Vous pensez que l'étude des grands philosophes permet de mieux mener sa vie, de faire face à sa finitude ou de trouver une consolation aux aléas d'être né ? Habitué très tôt à penser dans les livres, Frédéric Schiffter, enseignant la philosophie depuis trente ans, qui a donc lu et étudié les penseurs, avoue que pour lui, philosopher consiste à examiner la pertinence de notions tenues pour évidentes, à démystifier des foutaises ronflantes et à mettre un nez rouge aux idoles. Il tient là un piste incitante, fil rouge des réflexions qu'il développe de façon convaincante sur dix chapitres, chacun basé sur un aphorisme d'auteur, pas nécessairement celui qu'on attendrait de celui-ci. Sa Philosophie sentimentale a obtenu le Prix Décembre en 2010.

Il est plus praticien que académicien, moins chercheur que maître de vie. Si deviser d'abstractions, se livrer à des joutes idéologiques est un art appréciable, la méditation philosophique inspirée de l'affectif au quotidien et surtout de douloureux événements lui semble la plus justifiable.

Schiffter n'approuve en effet l'oeuvre d'un penseur que si, en filigrane, celui-ci laisse percevoir le récit d'un chagrin personnel. "Sous le masque du cérébral, j'aime deviner l'orphelin, l'amoureux, l'abandonné, le déclassé, le décalé - l' «animal malade». "
Il s'explique à ce propos dans le troisième volet de l'ouvrage qui met Proust en exergue: "Les idées sont les succédanés des chagrins." Les années heureuses sont des années perdues pour un écrivain, affirme le romancier, car les chagrins sont utiles et mettent en marche la pensée et l'imagination en aiguisant la sensibilité. L'artiste donne à voir la réalité telle qu'elle est, dans ses détails et sa complexité, réalité qui demeure inaperçue des autres humains, distraits et préoccupés par la vie à mener, leurs enfants et leur carrière. Ces derniers portent sur leur vie un regard sans justesse, fait de généralités pauvres car ils ne sont conscients ni des motivations de leurs gesticulations et passions chaotiques, ni du drame singulier qu'est leur destinée. Proust rejoint en cela Schopenhauer pour lequel l'art est un activité d'infirme. Schiffter propose sa définition: "L'artiste souffre d'une atrophie du vouloir-vivre et d'une hypertrophie de la conscience. Moins il vit mieux il voit."
La mélancolie, le chagrin agissent en catalyseurs de la sensibilité, engendrant les grandes oeuvres révélatrices du monde tel qu'il est.

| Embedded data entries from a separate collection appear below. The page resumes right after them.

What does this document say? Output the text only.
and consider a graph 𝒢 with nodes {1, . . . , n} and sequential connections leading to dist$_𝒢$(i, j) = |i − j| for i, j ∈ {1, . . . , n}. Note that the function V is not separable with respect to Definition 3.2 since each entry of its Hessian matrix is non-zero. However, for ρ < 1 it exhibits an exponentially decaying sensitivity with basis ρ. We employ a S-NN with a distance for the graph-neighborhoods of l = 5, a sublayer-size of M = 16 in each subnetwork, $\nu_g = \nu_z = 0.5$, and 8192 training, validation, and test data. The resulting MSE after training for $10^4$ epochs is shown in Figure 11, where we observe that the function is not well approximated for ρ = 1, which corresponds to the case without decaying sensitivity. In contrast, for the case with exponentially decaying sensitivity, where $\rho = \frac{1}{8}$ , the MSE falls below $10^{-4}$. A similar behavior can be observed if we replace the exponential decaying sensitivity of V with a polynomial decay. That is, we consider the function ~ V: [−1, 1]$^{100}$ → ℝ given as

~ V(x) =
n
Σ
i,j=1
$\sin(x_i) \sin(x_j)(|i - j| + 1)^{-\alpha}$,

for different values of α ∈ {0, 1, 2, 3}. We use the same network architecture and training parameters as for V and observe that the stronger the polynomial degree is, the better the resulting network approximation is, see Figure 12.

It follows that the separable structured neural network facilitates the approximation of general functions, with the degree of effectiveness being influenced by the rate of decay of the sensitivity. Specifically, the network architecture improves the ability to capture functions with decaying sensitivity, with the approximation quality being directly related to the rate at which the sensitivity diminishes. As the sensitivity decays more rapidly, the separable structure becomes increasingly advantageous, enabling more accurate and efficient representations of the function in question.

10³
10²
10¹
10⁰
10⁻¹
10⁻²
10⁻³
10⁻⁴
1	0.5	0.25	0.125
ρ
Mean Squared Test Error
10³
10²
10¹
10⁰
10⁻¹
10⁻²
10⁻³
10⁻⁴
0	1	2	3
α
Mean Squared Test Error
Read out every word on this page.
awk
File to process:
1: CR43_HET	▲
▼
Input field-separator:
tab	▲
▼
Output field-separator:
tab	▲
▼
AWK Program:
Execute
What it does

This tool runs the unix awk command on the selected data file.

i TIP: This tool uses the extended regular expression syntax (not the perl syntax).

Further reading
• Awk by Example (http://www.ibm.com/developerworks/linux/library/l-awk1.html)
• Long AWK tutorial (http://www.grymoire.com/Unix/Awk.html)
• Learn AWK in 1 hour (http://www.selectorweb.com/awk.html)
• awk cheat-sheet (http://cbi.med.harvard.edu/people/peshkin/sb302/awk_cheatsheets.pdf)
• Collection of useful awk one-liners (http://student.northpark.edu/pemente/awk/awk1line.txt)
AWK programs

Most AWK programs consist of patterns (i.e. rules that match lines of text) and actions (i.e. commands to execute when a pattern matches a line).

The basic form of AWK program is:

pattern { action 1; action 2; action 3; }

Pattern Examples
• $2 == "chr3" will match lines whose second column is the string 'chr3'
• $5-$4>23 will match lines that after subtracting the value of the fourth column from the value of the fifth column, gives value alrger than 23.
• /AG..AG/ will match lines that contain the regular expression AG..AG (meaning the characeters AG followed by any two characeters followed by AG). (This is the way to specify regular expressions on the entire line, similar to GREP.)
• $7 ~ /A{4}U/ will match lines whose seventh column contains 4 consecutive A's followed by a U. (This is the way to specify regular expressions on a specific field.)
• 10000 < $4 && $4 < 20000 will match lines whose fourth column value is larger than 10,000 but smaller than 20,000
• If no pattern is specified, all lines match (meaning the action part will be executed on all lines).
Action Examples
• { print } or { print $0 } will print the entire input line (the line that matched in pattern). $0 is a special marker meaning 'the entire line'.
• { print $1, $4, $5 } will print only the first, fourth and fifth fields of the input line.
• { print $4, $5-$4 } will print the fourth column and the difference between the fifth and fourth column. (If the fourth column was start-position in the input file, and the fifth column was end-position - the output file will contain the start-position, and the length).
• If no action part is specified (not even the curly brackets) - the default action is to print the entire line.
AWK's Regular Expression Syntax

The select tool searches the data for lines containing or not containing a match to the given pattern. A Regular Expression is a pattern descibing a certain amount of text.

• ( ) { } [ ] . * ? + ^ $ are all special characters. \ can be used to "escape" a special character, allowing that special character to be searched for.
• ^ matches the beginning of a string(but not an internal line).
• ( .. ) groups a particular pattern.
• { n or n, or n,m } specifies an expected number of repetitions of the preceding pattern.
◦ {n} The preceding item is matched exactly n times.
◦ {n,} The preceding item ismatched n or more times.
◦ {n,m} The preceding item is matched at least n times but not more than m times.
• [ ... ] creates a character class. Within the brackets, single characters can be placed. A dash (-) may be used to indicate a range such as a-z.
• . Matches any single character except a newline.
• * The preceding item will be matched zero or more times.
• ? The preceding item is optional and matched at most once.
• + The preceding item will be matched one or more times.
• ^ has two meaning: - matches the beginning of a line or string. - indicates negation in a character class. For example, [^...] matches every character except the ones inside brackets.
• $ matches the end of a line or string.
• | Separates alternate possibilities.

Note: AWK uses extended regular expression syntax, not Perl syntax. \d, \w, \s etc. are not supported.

L'idée ne remplace pas le chagrin mais se transforme en représentation de laquelle naît une nouvelle émotion: la joie esthétique. "Expérience de vérité enfin éclose qu'il vit avec la même allégresse qu'un aveugle recouvrant l'usage de ses yeux."

Provocation ensuite: 'Celui qui ne dispose pas des deux tiers de sa journée pour soi est un esclave.' (F. Nietzsche).
On entend hurler Stakhanov et des DRH. C'est le commercial qui est sur la sellette. Non pas un commercial mais le commercial, celui qui ne vit que pour l'entreprise, qui en est l'incarnation. Là où, dans le zèle aveugle d'un employé ou d'un cadre, un directeur des ressources humaines verra de la motivation, il faut entendre, selon l'auteur, un 'vouloir-vire sans personnalité', un 'vouloir-être inexistant'. Pour qui donne son temps à un groupe, pour qui choisit une vie de labeur collective et anonyme, nul choix délibéré, nulle obéissance non plus, mais la phobie de s'individualiser et l'appétit de se fondre dans un tout, au point que la raison sociale d'une entreprise devient une identité.
Les gens disent: quoi de plus humain que de travailler et se distraire comme tout le monde ? Ils réclament et obtiennent un monde conforme à leurs exigences grégaires et en aucun cas ils ne cherchent à le rendre autre, à se rendre autres, c'est-à-dire s'aliéner dans l'acceptation favorable du terme(1). "Raison pour laquelle ils boudent l'art en tous ses domaines qui aliénerait heureusement leur sensibilité et leur jugement – si, bien sûr, chose improbable, ils lui consacraient le temps nécessaire pour en pénétrer, comprendre et savourer la beauté."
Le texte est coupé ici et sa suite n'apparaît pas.